In this study, arsenic adsorption batch experiments were performed for Kangaroo Island laterite of various particle size distributions, over a range between 38 μm and 25 mm. The results show that particle size influences both kinetic and equilibrium characteristics of arsenic adsorptions. The equilibrium adsorption capacity increases from around 100 mg kg−1 for laterite particles coarser than 4 mm, to around 160 mg kg−1 for laterite particles between 75 μm and 4 mm, and to over 200 mg kg−1 for laterite particles finer than 75 μm. The kinetic adsorption data can be fitted with the pseudo-second-order reaction model. The model inferred rate constants are similar for laterite particles coarser than 2 mm, moderately increase with particle size in the range between 75 μm and 2 mm, and abruptly increase for the laterite particles finer than 75 μm.

These arsenic adsorption behaviours are interpreted to be a result of size-dependent relative contributions of external-surface adsorption and intraparticle adsorption. The results from the intraparticle adsorption model suggest that both external-surface adsorption and intraparticle adsorption contribute to arsenic removal from water, but with relative contribution varying with laterite particle sizes. The adsorption capacity of particle size coarser than 4 mm is mainly owing to intraparticle adsorption (>80 % adsorption capacity), thus does not show much size-dependency. For laterite particles finer than 4 mm, the contribution from the external-surface adsorption increases, up to 70 % adsorption capacity for the particle size of 75–500 μm, and to over 90 % adsorption capacity for laterite of particle size finer than 75 μm.

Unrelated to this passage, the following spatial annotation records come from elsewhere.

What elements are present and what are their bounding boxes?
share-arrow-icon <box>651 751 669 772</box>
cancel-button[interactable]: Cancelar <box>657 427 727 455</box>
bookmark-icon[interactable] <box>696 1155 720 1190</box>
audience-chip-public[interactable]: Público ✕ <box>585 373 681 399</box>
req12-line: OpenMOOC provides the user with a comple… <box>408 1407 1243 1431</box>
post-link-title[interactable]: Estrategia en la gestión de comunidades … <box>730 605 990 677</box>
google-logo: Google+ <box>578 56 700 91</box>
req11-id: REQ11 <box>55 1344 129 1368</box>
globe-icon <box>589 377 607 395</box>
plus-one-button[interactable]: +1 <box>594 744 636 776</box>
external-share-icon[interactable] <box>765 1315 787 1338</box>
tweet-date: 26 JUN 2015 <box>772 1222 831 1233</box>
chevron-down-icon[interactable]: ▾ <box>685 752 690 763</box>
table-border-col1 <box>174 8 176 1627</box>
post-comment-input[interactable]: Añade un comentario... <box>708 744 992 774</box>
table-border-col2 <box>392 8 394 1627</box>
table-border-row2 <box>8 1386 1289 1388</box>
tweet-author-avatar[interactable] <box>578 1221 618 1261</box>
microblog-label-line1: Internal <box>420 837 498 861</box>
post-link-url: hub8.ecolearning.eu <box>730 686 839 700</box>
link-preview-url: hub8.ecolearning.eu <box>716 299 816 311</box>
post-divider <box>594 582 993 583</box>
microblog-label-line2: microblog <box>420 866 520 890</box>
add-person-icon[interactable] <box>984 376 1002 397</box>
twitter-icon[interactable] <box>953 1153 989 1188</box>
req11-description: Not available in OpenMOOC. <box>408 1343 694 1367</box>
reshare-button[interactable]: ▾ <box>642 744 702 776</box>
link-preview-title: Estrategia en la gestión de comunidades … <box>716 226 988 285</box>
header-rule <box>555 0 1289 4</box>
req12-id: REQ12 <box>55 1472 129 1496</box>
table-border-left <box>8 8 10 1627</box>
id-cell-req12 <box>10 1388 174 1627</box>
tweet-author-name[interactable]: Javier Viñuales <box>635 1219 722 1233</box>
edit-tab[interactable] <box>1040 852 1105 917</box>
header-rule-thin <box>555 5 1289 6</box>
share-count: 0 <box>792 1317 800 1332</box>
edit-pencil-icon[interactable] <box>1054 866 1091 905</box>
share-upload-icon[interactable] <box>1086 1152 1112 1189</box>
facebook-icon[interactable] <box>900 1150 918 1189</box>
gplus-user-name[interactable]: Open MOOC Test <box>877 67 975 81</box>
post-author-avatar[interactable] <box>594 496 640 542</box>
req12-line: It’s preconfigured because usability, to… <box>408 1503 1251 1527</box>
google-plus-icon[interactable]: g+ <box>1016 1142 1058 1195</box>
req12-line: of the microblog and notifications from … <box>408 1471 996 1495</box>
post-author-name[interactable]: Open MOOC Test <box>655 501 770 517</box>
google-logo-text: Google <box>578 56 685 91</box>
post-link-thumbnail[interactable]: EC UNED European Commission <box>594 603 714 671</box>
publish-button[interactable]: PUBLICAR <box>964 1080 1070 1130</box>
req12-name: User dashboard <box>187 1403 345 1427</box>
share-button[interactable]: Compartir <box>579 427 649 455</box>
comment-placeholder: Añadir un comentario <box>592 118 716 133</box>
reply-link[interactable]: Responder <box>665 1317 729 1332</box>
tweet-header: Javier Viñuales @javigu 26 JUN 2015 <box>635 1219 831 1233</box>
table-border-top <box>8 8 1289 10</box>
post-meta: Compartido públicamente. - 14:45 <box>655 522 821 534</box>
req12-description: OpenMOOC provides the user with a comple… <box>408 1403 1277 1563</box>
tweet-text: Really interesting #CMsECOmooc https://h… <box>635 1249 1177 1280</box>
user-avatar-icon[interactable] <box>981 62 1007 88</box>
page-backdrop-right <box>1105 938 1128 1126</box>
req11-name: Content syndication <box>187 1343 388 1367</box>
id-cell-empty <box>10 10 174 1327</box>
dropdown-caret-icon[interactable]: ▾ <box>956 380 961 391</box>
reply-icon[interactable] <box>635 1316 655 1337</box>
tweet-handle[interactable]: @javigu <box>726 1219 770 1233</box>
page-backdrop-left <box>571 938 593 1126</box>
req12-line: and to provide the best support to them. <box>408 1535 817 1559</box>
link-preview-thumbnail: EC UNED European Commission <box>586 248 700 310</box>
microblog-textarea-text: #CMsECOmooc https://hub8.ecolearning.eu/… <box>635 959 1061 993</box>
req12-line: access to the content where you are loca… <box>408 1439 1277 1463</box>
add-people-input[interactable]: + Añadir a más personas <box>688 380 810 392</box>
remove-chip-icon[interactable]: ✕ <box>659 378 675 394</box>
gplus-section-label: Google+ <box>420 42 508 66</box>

Particle size of laterite samples has a large impact on the kinetic behaviour of arsenic adsorption. Finer particles speed the adsorption process presumably by providing greater surface area for quick external-surface adsorption. Most of the external-surface adsorption completes in the first hour of the experiment. With sufficient contact time, more intraparticle adsorption in the coarse particles reduces the difference in adsorption capacity between the laterite of different particle sizes. Thus, to apply the studied laterite for dissolved arsenic removal, it is recommended that fine particles, in particular finer than 75 μm, should be used if the contact time is the limitation, and that coarse particles, in particular 2–4 mm, should be used if sufficient contact time is available.